Friday, February 08, 2002

Finance scandal rocks Poland


The head of Poland's biggest oil company has been arrested, as part of an insider-trading scandal that has gripped the country's political and financial communities.
Andrzej Modrzejewski, chief executive of PKN Orlen, was sacked on Friday after being detained a day earlier on charges of financial wrongdoing.

According to a prosecutor's representative, Mr Modrzejewski is accused of insider trading and disclosure of confidential information

His detention and charges happened less than 24 hours before the meeting of the supervisory board of PKN, of which the state owns a 28% share.

The affair has taken on a political aspect, as government critics it of having cooked up the charges, in order to force Mr Modrzejewski to step down.

The government has made several previous attempts to oust Mr Modrzejewski, dubbing him incompetent.

'Provocation'

Mr Modrzejewski described the detention as a pure provocation and said that the accusations concerned his activity four years ago, when he worked for a large investment fund.


The ousted CEO calls the charges provocation

The company has accused the state of manipulating the supervisory board, and referred to similar cases in January and September 2001, when reports on investigations of Orlen's financial activity coincided with board meetings.

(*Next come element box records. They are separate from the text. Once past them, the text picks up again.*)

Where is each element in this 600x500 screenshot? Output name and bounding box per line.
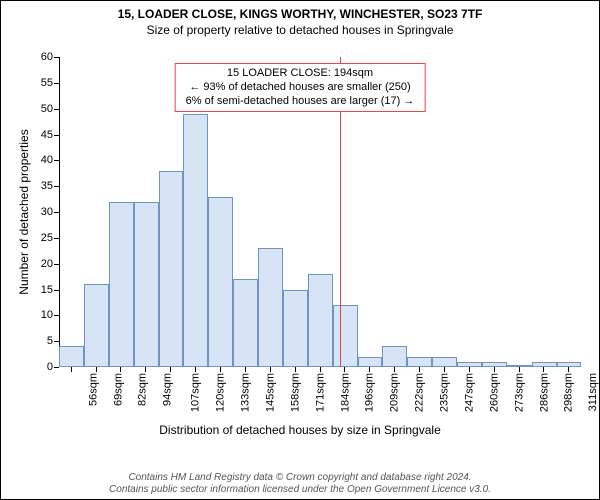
y-tick: [54, 367, 59, 368]
y-tick-label: 10: [41, 309, 53, 321]
y-tick-label: 0: [47, 361, 53, 373]
x-tick-label: 311sqm: [587, 373, 599, 411]
histogram-bar: [59, 346, 84, 367]
histogram-bar: [283, 290, 308, 368]
x-tick: [320, 367, 321, 372]
y-tick: [54, 57, 59, 58]
x-tick: [568, 367, 569, 372]
x-tick-label: 171sqm: [314, 373, 326, 412]
histogram-bar: [183, 114, 208, 367]
x-tick-label: 247sqm: [463, 373, 475, 412]
x-tick: [96, 367, 97, 372]
x-tick-label: 56sqm: [87, 373, 99, 406]
histogram-bar: [308, 274, 333, 367]
x-tick: [71, 367, 72, 372]
x-tick-label: 235sqm: [439, 373, 451, 412]
x-tick: [494, 367, 495, 372]
x-tick-label: 69sqm: [112, 373, 124, 406]
x-tick-label: 222sqm: [414, 373, 426, 412]
footer-line1: Contains HM Land Registry data © Crown c…: [1, 472, 599, 484]
main-title: 15, LOADER CLOSE, KINGS WORTHY, WINCHEST…: [1, 7, 599, 21]
x-tick: [519, 367, 520, 372]
x-tick-label: 184sqm: [339, 373, 351, 412]
y-tick-label: 5: [47, 335, 53, 347]
x-tick: [469, 367, 470, 372]
y-tick-label: 45: [41, 129, 53, 141]
histogram-bar: [407, 357, 432, 367]
histogram-bar: [432, 357, 457, 367]
y-tick: [54, 109, 59, 110]
y-tick: [54, 264, 59, 265]
y-tick-label: 15: [41, 284, 53, 296]
y-tick: [54, 83, 59, 84]
y-tick-label: 30: [41, 206, 53, 218]
x-tick: [170, 367, 171, 372]
y-tick-label: 20: [41, 258, 53, 270]
x-tick: [295, 367, 296, 372]
y-axis: [59, 57, 60, 367]
annotation-line3: 6% of semi-detached houses are larger (1…: [186, 95, 415, 109]
y-tick-label: 60: [41, 51, 53, 63]
y-tick-label: 55: [41, 77, 53, 89]
x-tick-label: 298sqm: [563, 373, 575, 412]
x-tick-label: 196sqm: [364, 373, 376, 412]
x-tick-label: 209sqm: [389, 373, 401, 412]
x-tick-label: 133sqm: [240, 373, 252, 412]
y-tick: [54, 238, 59, 239]
x-tick: [270, 367, 271, 372]
x-tick-label: 120sqm: [215, 373, 227, 412]
x-tick-label: 286sqm: [538, 373, 550, 412]
x-tick-label: 260sqm: [488, 373, 500, 412]
y-tick-label: 25: [41, 232, 53, 244]
y-tick: [54, 341, 59, 342]
x-tick: [369, 367, 370, 372]
x-tick-label: 273sqm: [513, 373, 525, 412]
reference-annotation: 15 LOADER CLOSE: 194sqm ← 93% of detache…: [175, 63, 426, 112]
x-tick: [220, 367, 221, 372]
y-tick: [54, 160, 59, 161]
histogram-bar: [382, 346, 407, 367]
histogram-bar: [233, 279, 258, 367]
x-tick-label: 82sqm: [137, 373, 149, 406]
histogram-bar: [208, 197, 233, 368]
x-tick-label: 158sqm: [289, 373, 301, 412]
histogram-bar: [258, 248, 283, 367]
x-tick: [444, 367, 445, 372]
y-tick: [54, 135, 59, 136]
chart-container: 15, LOADER CLOSE, KINGS WORTHY, WINCHEST…: [0, 0, 600, 500]
y-tick-label: 40: [41, 154, 53, 166]
y-tick-label: 50: [41, 103, 53, 115]
y-tick: [54, 212, 59, 213]
histogram-bar: [84, 284, 109, 367]
x-tick-label: 94sqm: [162, 373, 174, 406]
y-axis-label: Number of detached properties: [17, 129, 31, 294]
footer-line2: Contains public sector information licen…: [1, 484, 599, 496]
x-tick: [245, 367, 246, 372]
x-tick: [419, 367, 420, 372]
x-tick: [543, 367, 544, 372]
x-tick-label: 107sqm: [190, 373, 202, 412]
histogram-bar: [134, 202, 159, 367]
x-tick: [120, 367, 121, 372]
x-tick: [344, 367, 345, 372]
histogram-bar: [159, 171, 184, 367]
annotation-line2: ← 93% of detached houses are smaller (25…: [186, 81, 415, 95]
y-tick: [54, 186, 59, 187]
histogram-bar: [109, 202, 134, 367]
y-tick: [54, 315, 59, 316]
footer: Contains HM Land Registry data © Crown c…: [1, 472, 599, 496]
y-tick: [54, 290, 59, 291]
annotation-line1: 15 LOADER CLOSE: 194sqm: [186, 67, 415, 81]
x-tick: [145, 367, 146, 372]
histogram-bar: [358, 357, 383, 367]
subtitle: Size of property relative to detached ho…: [1, 23, 599, 37]
histogram-bar: [333, 305, 358, 367]
y-tick-label: 35: [41, 180, 53, 192]
x-tick-label: 145sqm: [264, 373, 276, 412]
x-tick: [195, 367, 196, 372]
x-axis-label: Distribution of detached houses by size …: [1, 423, 599, 437]
x-tick: [394, 367, 395, 372]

Both charges were dropped afterwards, the company said.

The Treasury Ministry, which is in charge of state stakes in firms, denied the allegations.

"My advice would be to refrain from insinuations in statements by a company which is an economic entity and not an entity pursuing politics. It looks like someone overshot the mark," Treasury Minister Wieslaw Kaczmarek.

Mr Modrzejewski was appointed to PKN in 1999 under the previous, right-wing government and, as Polish media reports, supported a right party, which have lost to the ex-communist Democratic Left Alliance during the parliamentary elections in September 2001.

Volatile emerging markets in East Europe are extremely sensitive to scandals around large companies, which are usually involved in domestic politics.